Each year, some number of students continue working on their projects after completing CS229, submitting their work to a conferences or journals.
Thus, for inspiration, you might also look at some recent machine learning research papers.
Supervised machine learning is widely used across fields, but major issues are arising around biased, inaccurate, and incomplete training data. A team of undergraduate research interns are reviewing a large corpus of papers and recording questions such as: does the paper report how many human labelers were involved, what their qualifications were, whether they were given formal instructions or definitions, whether they independently checked each other’s work, how often they agreed or disagreed, and how they dealt with disagreements?
In this project, we investigate to what extent published machine learning application papers give specific details about the training data they used, focusing heavily on papers that involve humans labeling specific cases (e.g. Much of machine learning focuses on what to do once labeled training data is obtained, but this project tackles the equally-important issue about whether such data is reliable in the first place.
We’ll announce when submissions are open for each part.
You should submit on Gradescope as a group: that is, for each part, please make one submission for your entire project group and tag your team members.
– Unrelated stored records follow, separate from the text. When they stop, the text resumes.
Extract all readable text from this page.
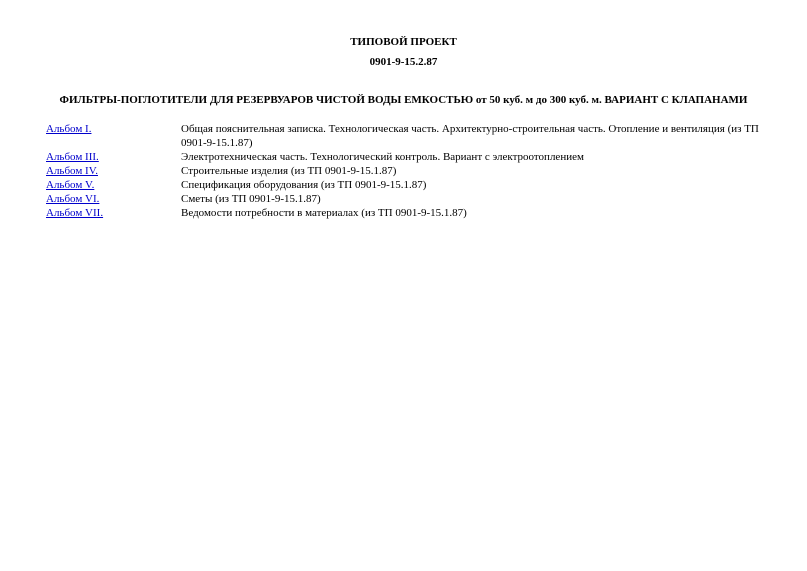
ТИПОВОЙ ПРОЕКТ
0901-9-15.2.87
ФИЛЬТРЫ-ПОГЛОТИТЕЛИ ДЛЯ РЕЗЕРВУАРОВ ЧИСТОЙ ВОДЫ ЕМКОСТЬЮ от 50 куб. м до 300 куб. м. ВАРИАНТ С КЛАПАНАМИ
Альбом I.	Общая пояснительная записка. Технологическая часть. Архитектурно-строительная часть. Отопление и вентиляция (из ТП 0901-9-15.1.87)
Альбом III.	Электротехническая часть. Технологический контроль. Вариант с электроотоплением
Альбом IV.	Строительные изделия (из ТП 0901-9-15.1.87)
Альбом V.	Спецификация оборудования (из ТП 0901-9-15.1.87)
Альбом VI.	Сметы (из ТП 0901-9-15.1.87)
Альбом VII.	Ведомости потребности в материалах (из ТП 0901-9-15.1.87)
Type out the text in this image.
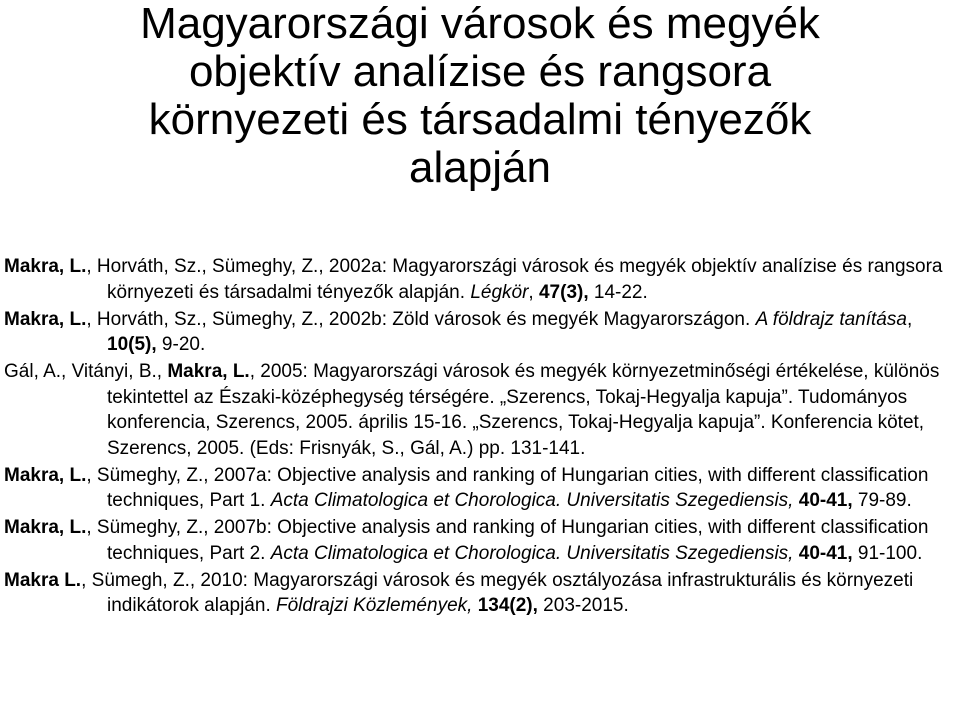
Magyarországi városok és megyék
objektív analízise és rangsora
környezeti és társadalmi tényezők
alapján

Makra, L., Horváth, Sz., Sümeghy, Z., 2002a: Magyarországi városok és megyék objektív analízise és rangsora környezeti és társadalmi tényezők alapján. Légkör, 47(3), 14-22.

Makra, L., Horváth, Sz., Sümeghy, Z., 2002b: Zöld városok és megyék Magyarországon. A földrajz tanítása, 10(5), 9-20.

Gál, A., Vitányi, B., Makra, L., 2005: Magyarországi városok és megyék környezetminőségi értékelése, különös tekintettel az Északi-középhegység térségére. „Szerencs, Tokaj-Hegyalja kapuja”. Tudományos konferencia, Szerencs, 2005. április 15-16. „Szerencs, Tokaj-Hegyalja kapuja”. Konferencia kötet, Szerencs, 2005. (Eds: Frisnyák, S., Gál, A.) pp. 131-141.

Makra, L., Sümeghy, Z., 2007a: Objective analysis and ranking of Hungarian cities, with different classification techniques, Part 1. Acta Climatologica et Chorologica. Universitatis Szegediensis, 40-41, 79-89.

Makra, L., Sümeghy, Z., 2007b: Objective analysis and ranking of Hungarian cities, with different classification techniques, Part 2. Acta Climatologica et Chorologica. Universitatis Szegediensis, 40-41, 91-100.

Makra L., Sümegh, Z., 2010: Magyarországi városok és megyék osztályozása infrastrukturális és környezeti indikátorok alapján. Földrajzi Közlemények, 134(2), 203-2015.
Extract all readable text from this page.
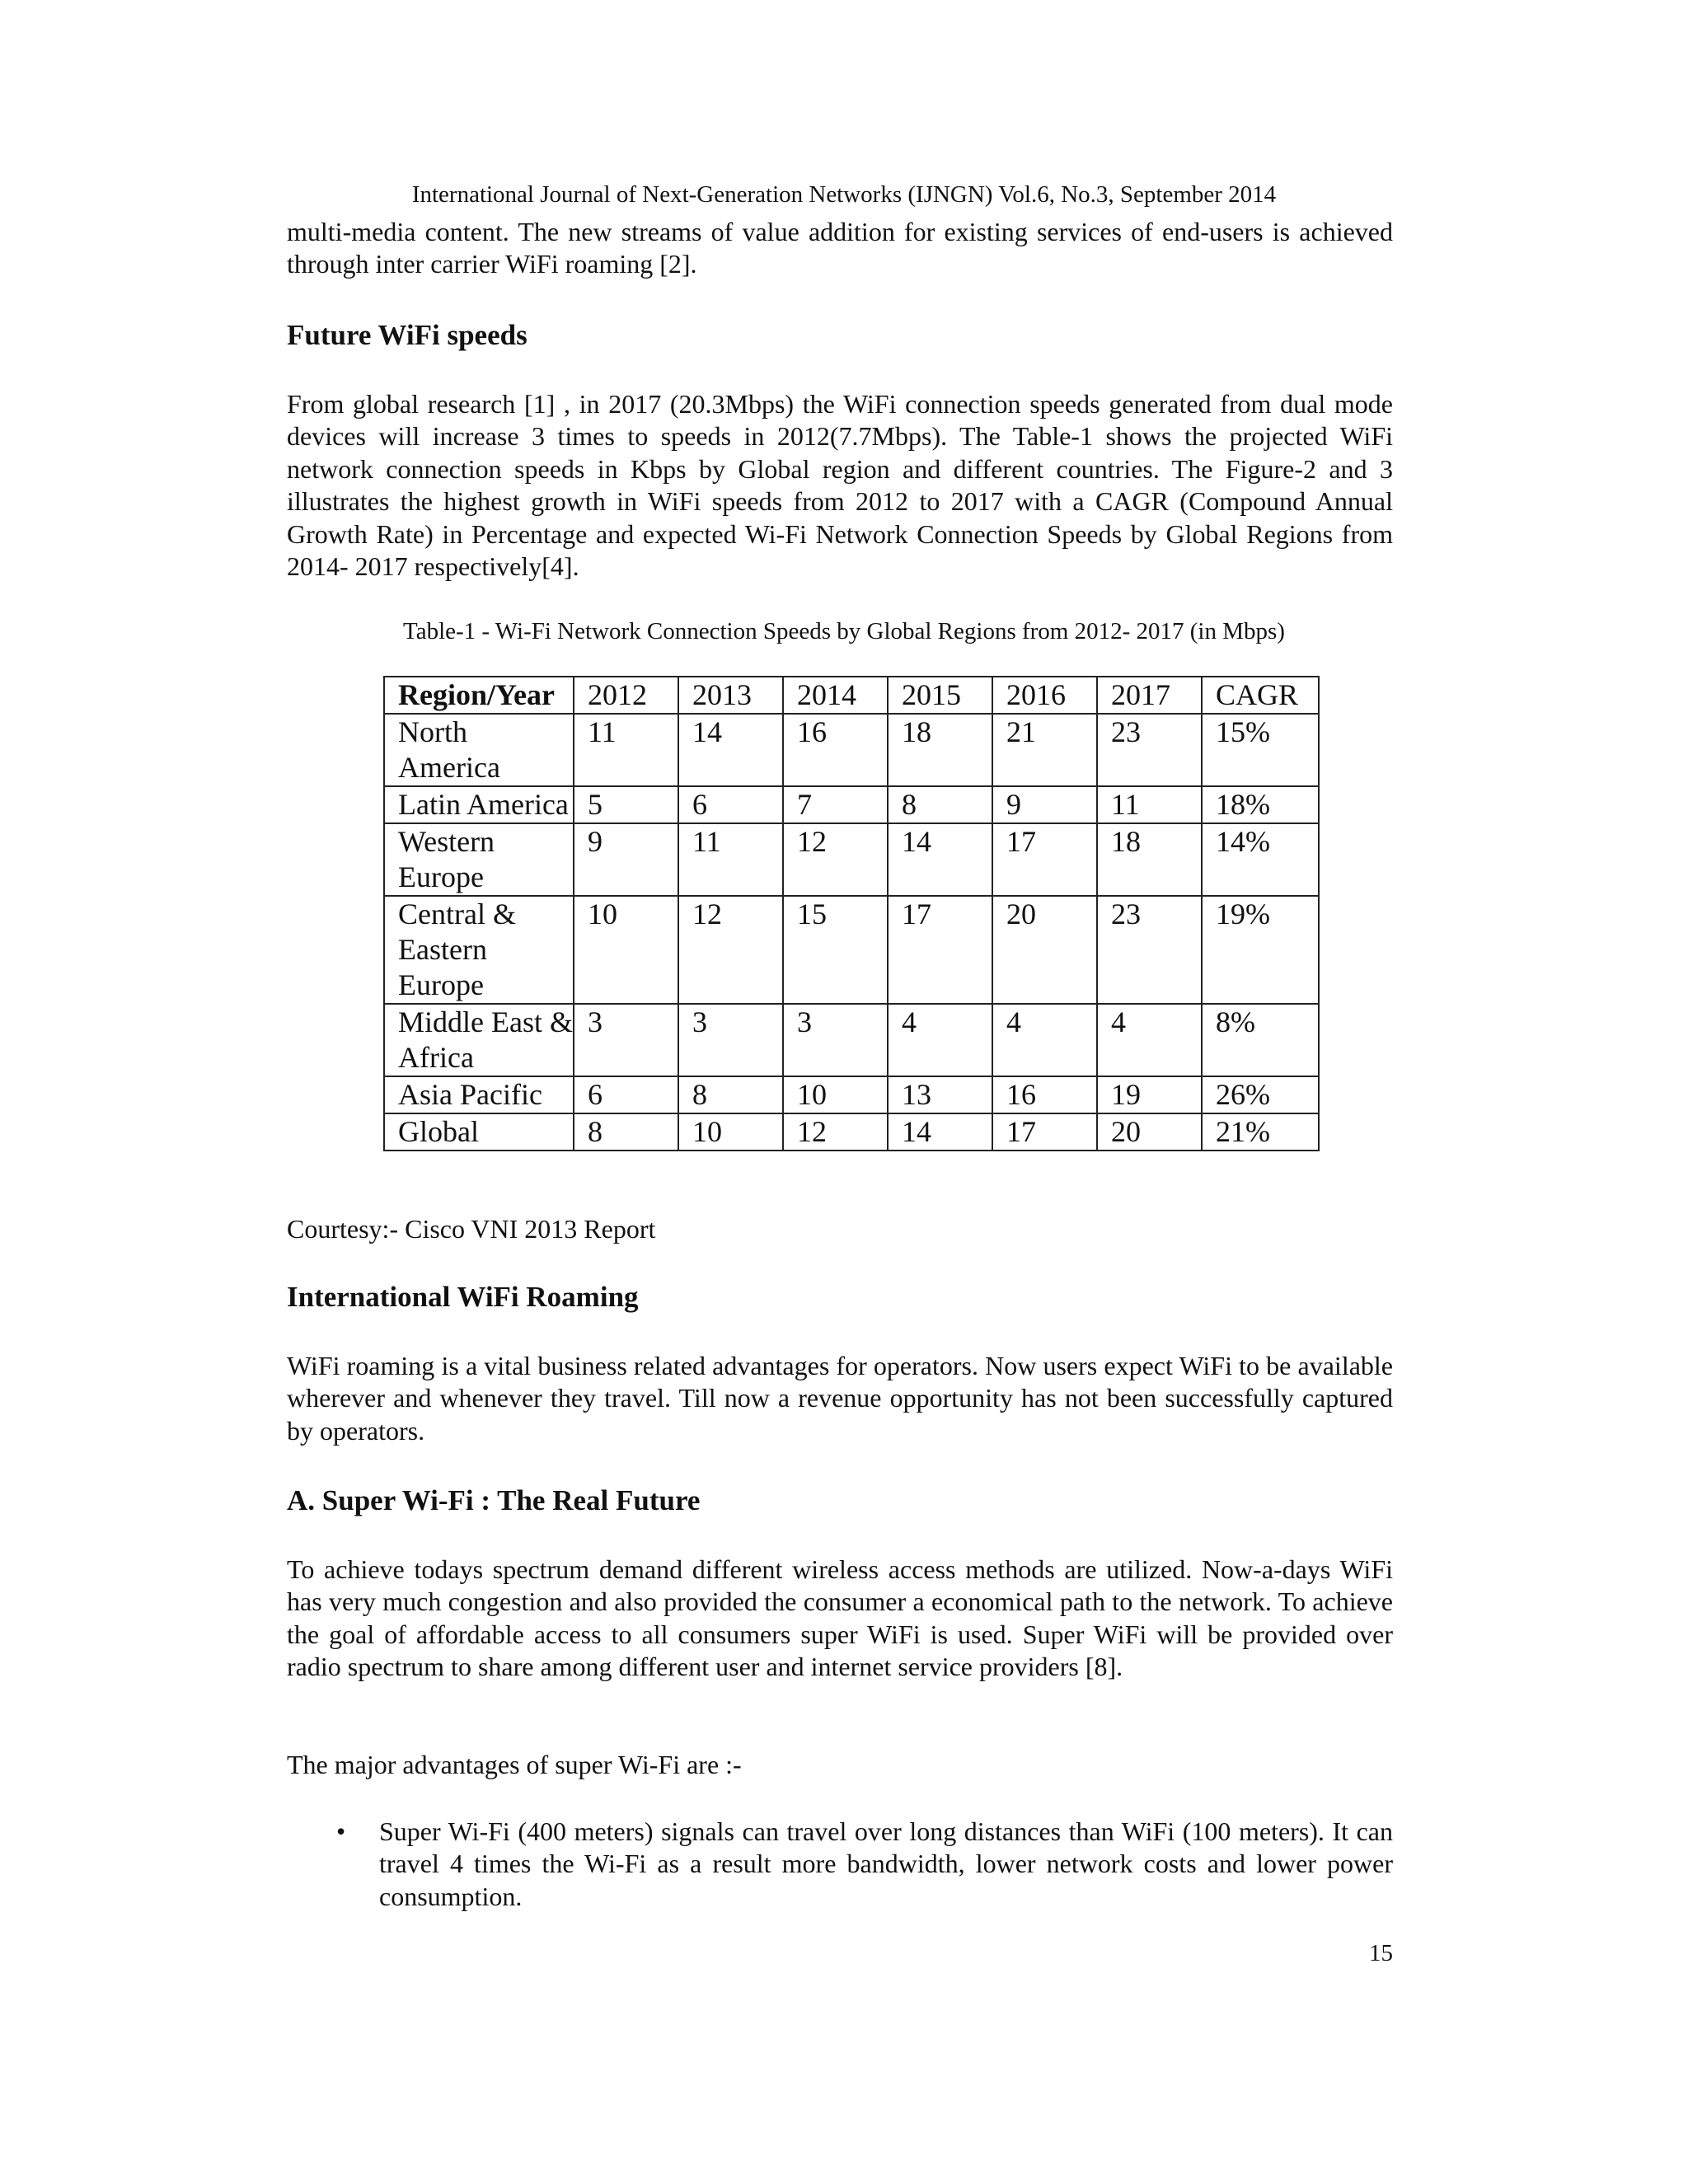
International Journal of Next-Generation Networks (IJNGN) Vol.6, No.3, September 2014

multi-media content. The new streams of value addition for existing services of end-users is achieved through inter carrier WiFi roaming [2].

Future WiFi speeds

From global research [1] , in 2017 (20.3Mbps) the WiFi connection speeds generated from dual mode devices will increase 3 times to speeds in 2012(7.7Mbps). The Table-1 shows the projected WiFi network connection speeds in Kbps by Global region and different countries. The Figure-2 and 3 illustrates the highest growth in WiFi speeds from 2012 to 2017 with a CAGR (Compound Annual Growth Rate) in Percentage and expected Wi-Fi Network Connection Speeds by Global Regions from 2014- 2017 respectively[4].

Table-1 - Wi-Fi Network Connection Speeds by Global Regions from 2012- 2017 (in Mbps)
Region/Year	2012	2013	2014	2015	2016	2017	CAGR
North America	11	14	16	18	21	23	15%
Latin America	5	6	7	8	9	11	18%
Western Europe	9	11	12	14	17	18	14%
Central & Eastern Europe	10	12	15	17	20	23	19%
Middle East & Africa	3	3	3	4	4	4	8%
Asia Pacific	6	8	10	13	16	19	26%
Global	8	10	12	14	17	20	21%

Courtesy:- Cisco VNI 2013 Report

International WiFi Roaming

WiFi roaming is a vital business related advantages for operators. Now users expect WiFi to be available wherever and whenever they travel. Till now a revenue opportunity has not been successfully captured by operators.

A. Super Wi-Fi : The Real Future

To achieve todays spectrum demand different wireless access methods are utilized. Now-a-days WiFi has very much congestion and also provided the consumer a economical path to the network. To achieve the goal of affordable access to all consumers super WiFi is used. Super WiFi will be provided over radio spectrum to share among different user and internet service providers [8].

The major advantages of super Wi-Fi are :-

• Super Wi-Fi (400 meters) signals can travel over long distances than WiFi (100 meters). It can travel 4 times the Wi-Fi as a result more bandwidth, lower network costs and lower power consumption.

15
(Just be sure to ask us for help if you're uncertain how to best get started.) Alternatively, if you're already working on a research or industry project that machine learning might apply to, then you may already have a great project idea.
A very good CS229 project will be a publishable or nearly-publishable piece of work.
Most students do one of three kinds of projects: Some projects will also combine elements of applications, algorithms and theory.
Many fantastic class projects come from students picking either an application area that they're interested in, or picking some subfield of machine learning that they want to explore more.